Vita Gazette

News from Italy

Two heroes: Aldo Moro and Peppino Impastato 

Vita gazette: May 9 is the “Day of Europe”, a day on which we celebrate the victory of the Second World War. Such an important date is also a day dedicated to the victims of terrorism. Peppino Impastato and Aldo Moro are two heroes not to be forgotten.

Today is the 46th anniversary of the killing of Aldo Moro and Peppino Impastato. For years they have been the symbols of two Italys trying to fight against different evils: the mafia and terrorism. Today is the Day of Remembrance dedicated to the victims of terrorism and the massacres of this matrix. It is an anniversary established by the Italian Republic on May 4, 2007. Each year in consideration of the fact that on this date, Aldo Moro, an Italian politician and statesman, was killed in the Red Brigades. Also, on the same day in Cinisi, Sicily, the journalist and radio speaker Peppino Impastato was murdered at the forefront of his complaints against the Cosa Nostra.

Moro was killed 55 days after the kidnapping.

On 9 May 1978, Moro’s body was found lying in the trunk of the red Renault4 used by the Red Brigades for the president’s last trip. The car was parked via Caetani, halfway between Piazza del Gesù, where the Democracy headquarters was located, and Via delle Botteghe Oscure, where the PCI headquarters was: the two parties of the historic compromise that the BR had decided to fight with the machine gun. He wore the grey-striped suit and tied on the day of his kidnapping via Fani, where the five men of his escort died riddled by the shots of the Skorpion machine guns. Moro did not want to succumb and did not want his political vision of unblocking Italian democracy by favouring a social democratic evolution of the PCI to succumb.

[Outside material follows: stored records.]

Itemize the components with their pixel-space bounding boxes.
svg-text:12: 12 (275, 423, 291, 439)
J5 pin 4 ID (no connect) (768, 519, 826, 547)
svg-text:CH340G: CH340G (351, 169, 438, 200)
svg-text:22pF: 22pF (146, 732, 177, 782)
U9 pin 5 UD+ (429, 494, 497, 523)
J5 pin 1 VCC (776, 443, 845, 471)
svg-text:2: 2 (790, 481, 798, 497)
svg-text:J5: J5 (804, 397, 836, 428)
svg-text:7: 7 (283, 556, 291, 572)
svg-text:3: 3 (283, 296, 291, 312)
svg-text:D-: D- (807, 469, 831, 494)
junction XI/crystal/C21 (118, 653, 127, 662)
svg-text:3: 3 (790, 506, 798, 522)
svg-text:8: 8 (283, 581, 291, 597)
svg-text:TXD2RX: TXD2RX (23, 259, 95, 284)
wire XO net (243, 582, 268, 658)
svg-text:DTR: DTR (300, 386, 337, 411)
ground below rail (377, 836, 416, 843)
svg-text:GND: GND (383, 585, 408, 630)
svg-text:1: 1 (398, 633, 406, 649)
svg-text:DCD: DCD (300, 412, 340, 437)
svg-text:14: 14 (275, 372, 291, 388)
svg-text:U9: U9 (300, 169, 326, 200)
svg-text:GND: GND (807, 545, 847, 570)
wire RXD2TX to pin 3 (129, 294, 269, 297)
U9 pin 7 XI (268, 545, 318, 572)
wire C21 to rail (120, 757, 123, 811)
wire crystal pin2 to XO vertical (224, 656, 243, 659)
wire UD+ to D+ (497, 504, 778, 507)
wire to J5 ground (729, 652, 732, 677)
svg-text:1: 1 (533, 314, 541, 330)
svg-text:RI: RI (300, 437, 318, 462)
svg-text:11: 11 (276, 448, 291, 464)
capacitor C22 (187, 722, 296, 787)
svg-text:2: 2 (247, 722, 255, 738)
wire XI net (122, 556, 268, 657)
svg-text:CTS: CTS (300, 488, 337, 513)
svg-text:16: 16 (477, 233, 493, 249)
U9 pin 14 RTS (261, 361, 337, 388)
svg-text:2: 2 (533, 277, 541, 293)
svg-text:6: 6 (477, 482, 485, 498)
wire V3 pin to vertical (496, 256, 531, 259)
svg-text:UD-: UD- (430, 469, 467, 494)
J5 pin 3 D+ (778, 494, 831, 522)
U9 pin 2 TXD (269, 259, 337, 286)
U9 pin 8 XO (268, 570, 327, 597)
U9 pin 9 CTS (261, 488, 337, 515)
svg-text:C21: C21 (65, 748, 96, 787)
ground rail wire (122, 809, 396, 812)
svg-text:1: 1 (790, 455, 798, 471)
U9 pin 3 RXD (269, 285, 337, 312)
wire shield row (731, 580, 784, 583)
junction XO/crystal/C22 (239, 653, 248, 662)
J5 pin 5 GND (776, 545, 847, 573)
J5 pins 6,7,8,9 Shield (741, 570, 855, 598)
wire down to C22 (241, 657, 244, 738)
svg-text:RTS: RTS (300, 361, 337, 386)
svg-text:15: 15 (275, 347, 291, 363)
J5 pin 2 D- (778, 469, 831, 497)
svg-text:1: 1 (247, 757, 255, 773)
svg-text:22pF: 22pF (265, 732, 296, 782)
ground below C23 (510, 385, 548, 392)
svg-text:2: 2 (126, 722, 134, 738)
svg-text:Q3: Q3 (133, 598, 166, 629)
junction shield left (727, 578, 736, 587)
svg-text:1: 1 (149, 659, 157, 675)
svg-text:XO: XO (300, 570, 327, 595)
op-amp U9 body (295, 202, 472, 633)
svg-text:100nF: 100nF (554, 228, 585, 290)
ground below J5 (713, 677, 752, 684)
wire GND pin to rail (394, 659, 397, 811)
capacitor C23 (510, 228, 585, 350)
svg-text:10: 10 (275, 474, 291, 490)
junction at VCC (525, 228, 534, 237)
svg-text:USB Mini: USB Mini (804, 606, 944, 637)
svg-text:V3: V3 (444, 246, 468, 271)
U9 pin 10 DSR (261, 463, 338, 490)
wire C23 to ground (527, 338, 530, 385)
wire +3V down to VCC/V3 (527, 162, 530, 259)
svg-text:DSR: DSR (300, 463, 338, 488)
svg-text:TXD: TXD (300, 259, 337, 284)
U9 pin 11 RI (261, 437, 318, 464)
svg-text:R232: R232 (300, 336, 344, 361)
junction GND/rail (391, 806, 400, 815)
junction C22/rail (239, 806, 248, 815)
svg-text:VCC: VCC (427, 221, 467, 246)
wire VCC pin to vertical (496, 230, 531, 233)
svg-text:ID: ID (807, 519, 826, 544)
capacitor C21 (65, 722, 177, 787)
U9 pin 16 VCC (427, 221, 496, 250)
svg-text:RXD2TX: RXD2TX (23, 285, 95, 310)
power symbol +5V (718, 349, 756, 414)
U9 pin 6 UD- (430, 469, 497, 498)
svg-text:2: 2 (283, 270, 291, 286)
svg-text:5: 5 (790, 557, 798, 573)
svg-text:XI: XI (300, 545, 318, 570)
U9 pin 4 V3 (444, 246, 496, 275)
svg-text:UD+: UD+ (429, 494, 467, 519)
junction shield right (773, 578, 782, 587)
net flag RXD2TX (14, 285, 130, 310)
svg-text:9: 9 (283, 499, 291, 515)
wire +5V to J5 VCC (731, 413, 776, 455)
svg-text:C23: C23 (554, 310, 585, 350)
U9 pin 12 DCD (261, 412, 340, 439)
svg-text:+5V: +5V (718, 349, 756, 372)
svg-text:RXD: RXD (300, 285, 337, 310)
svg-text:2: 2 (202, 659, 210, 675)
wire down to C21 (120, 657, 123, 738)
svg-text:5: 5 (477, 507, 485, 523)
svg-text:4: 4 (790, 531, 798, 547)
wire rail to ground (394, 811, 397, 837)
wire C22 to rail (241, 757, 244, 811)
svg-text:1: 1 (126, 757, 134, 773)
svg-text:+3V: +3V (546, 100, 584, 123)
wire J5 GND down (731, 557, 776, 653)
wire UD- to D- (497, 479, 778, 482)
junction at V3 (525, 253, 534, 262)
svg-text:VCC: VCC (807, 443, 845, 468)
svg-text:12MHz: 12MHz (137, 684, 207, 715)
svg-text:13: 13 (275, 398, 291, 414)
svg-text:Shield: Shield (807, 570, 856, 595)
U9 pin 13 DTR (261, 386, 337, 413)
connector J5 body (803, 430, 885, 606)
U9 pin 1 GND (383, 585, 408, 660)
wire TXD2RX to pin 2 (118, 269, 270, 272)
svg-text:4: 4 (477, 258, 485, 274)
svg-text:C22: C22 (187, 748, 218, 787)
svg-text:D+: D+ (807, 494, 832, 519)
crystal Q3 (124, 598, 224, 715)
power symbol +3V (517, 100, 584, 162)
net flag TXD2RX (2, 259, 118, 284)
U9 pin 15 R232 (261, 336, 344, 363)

Aldo Moro was born in Maglie, in the province of Lecce, on 23 September 1916. He enrolled in Law at the University of Bari and, after graduating, began his academic career. In 1946 he was elected to the Constituent Assembly as a representative of the DC, of which he is one of the founders. In 1955, he was Minister of Grace and Justice with the first Segni government. Two years later, he became Minister of Education in the Zoli government. We owe him the introduction of civic education as a teaching subject in elementary and middle schools. In 1963 he was president of the council of a government that saw the participation of the socialists. A political experience that ended in 1968. In 1974 he constituted his fourth government, but a critical novelty changed the Italian political framework the following year. In the administrative elections of 1975, the PCI obtained a remarkable consensus. It brought the strategy that Moro had been supporting back to the centre of the political debate: involving the PCI in the government structure to give a new reformist push to the country. From July 1976 to March 1978, Italy experienced a season of national solidarity. The government’s Christian Democratic leadership is supported from the outside by all the parties of the constitutional arc that abstain. They vote against the MSI, the radicals and proletarian democracy.